Understanding actions in video requires reasoning about how visual content evolves over time. While appearance provides important context about objects and scenes, motion reveals how those entities interact and change, which is central to interpreting actions. Despite this, many modern video understanding models remain appearance-centric, treating motion as an implicit signal and becoming brittle in low-data settings, under viewpoint changes, and when fine-grained temporal reasoning is required.
Motivated by these limitations, this talk revisits motion as a first-class representation for video understanding. Central to this perspective is point tracking, which provides sparse yet persistent correspondences across time and offers a natural way to represent motion explicitly. Building on this idea, I will present trajectory-based representations that align appearance features along tracked points for data-efficient few-shot action recognition, and show how explicit modeling of structured motion patterns further strengthens action understanding.

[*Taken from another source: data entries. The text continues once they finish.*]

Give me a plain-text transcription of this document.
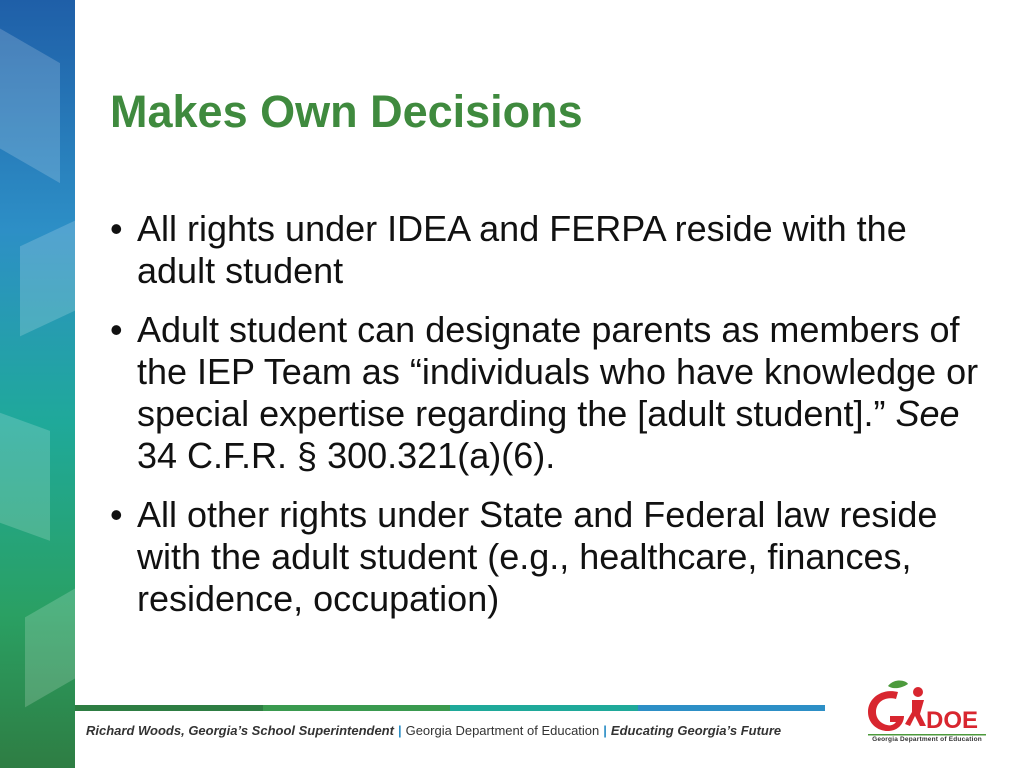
Makes Own Decisions
• All rights under IDEA and FERPA reside with the adult student
• Adult student can designate parents as members of the IEP Team as “individuals who have knowledge or special expertise regarding the [adult student].” See 34 C.F.R. § 300.321(a)(6).
• All other rights under State and Federal law reside with the adult student (e.g., healthcare, finances, residence, occupation)
Richard Woods, Georgia’s School Superintendent | Georgia Department of Education | Educating Georgia’s Future	DOE
Georgia Department of Education
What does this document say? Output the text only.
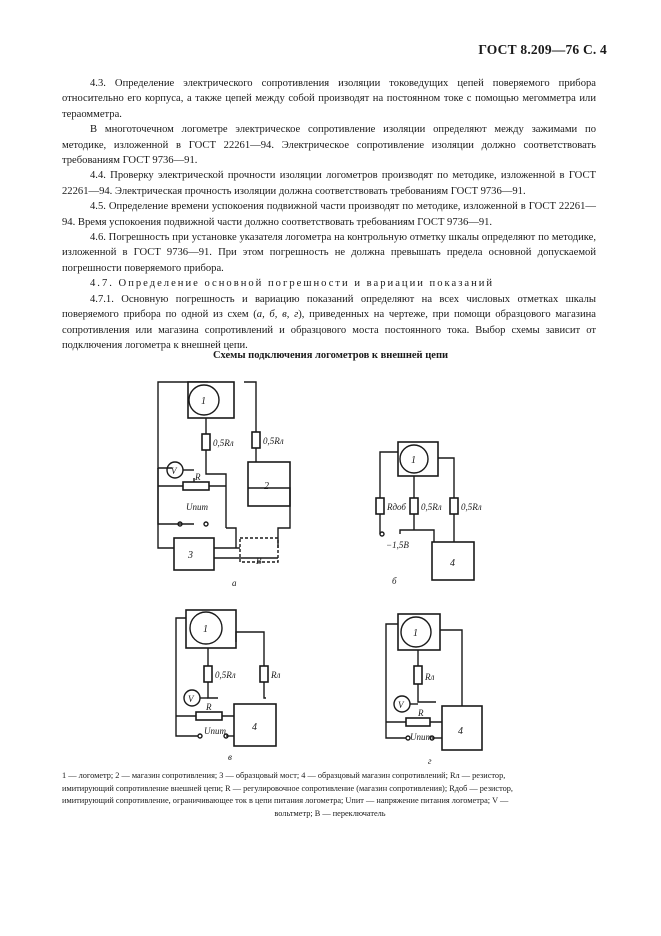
ГОСТ 8.209—76 С. 4

4.3. Определение электрического сопротивления изоляции токоведущих цепей поверяемого прибора относительно его корпуса, а также цепей между собой производят на постоянном токе с помощью мегомметра или тераомметра.

В многоточечном логометре электрическое сопротивление изоляции определяют между зажимами по методике, изложенной в ГОСТ 22261—94. Электрическое сопротивление изоляции должно соответствовать требованиям ГОСТ 9736—91.

4.4. Проверку электрической прочности изоляции логометров производят по методике, изложенной в ГОСТ 22261—94. Электрическая прочность изоляции должна соответствовать требованиям ГОСТ 9736—91.

4.5. Определение времени успокоения подвижной части производят по методике, изложенной в ГОСТ 22261—94. Время успокоения подвижной части должно соответствовать требованиям ГОСТ 9736—91.

4.6. Погрешность при установке указателя логометра на контрольную отметку шкалы определяют по методике, изложенной в ГОСТ 9736—91. При этом погрешность не должна превышать предела основной допускаемой погрешности поверяемого прибора.

4.7. Определение основной погрешности и вариации показаний

4.7.1. Основную погрешность и вариацию показаний определяют на всех числовых отметках шкалы поверяемого прибора по одной из схем (а, б, в, г), приведенных на чертеже, при помощи образцового магазина сопротивления или магазина сопротивлений и образцового моста постоянного тока. Выбор схемы зависит от подключения логометра к внешней цепи.

Схемы подключения логометров к внешней цепи
1
0,5Rл	0,5Rл
V
R
2
Uпит
3	В
а
1
Rдоб
−1,5В
0,5Rл 0,5Rл
4
б
1
0,5Rл	Rл
V
R
4
Uпит
в
1
Rл
V
R
4
Uпит
г
1 — логометр; 2 — магазин сопротивления; 3 — образцовый мост; 4 — образцовый магазин сопротивлений; Rл — резистор,
имитирующий сопротивление внешней цепи; R — регулировочное сопротивление (магазин сопротивления); Rдоб — резистор,
имитирующий сопротивление, ограничивающее ток в цепи питания логометра; Uпит — напряжение питания логометра; V —
вольтметр; В — переключатель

I will then discuss how motion representations extend from two-dimensional image space to three-dimensional scene space using monocular 3D point tracking, enabling geometry-aware modeling under camera motion and viewpoint changes. Finally, I will describe how explicit motion representations can be integrated into video-language models, which often process videos as collections of frames with limited temporal structure, to improve temporal reasoning and motion-centric multimodal understanding.
Overall, this talk argues for a shift toward video representations where motion is explicitly structured and central to understanding actions in video.
Pulkit Kumar is a PhD student in Computer Science at the University of Maryland, advised by Prof. Abhinav Shrivastava. His research focuses on motion-centric video understanding, leveraging point tracking and trajectory-based representations for efficient action recognition and multimodal vision–language models.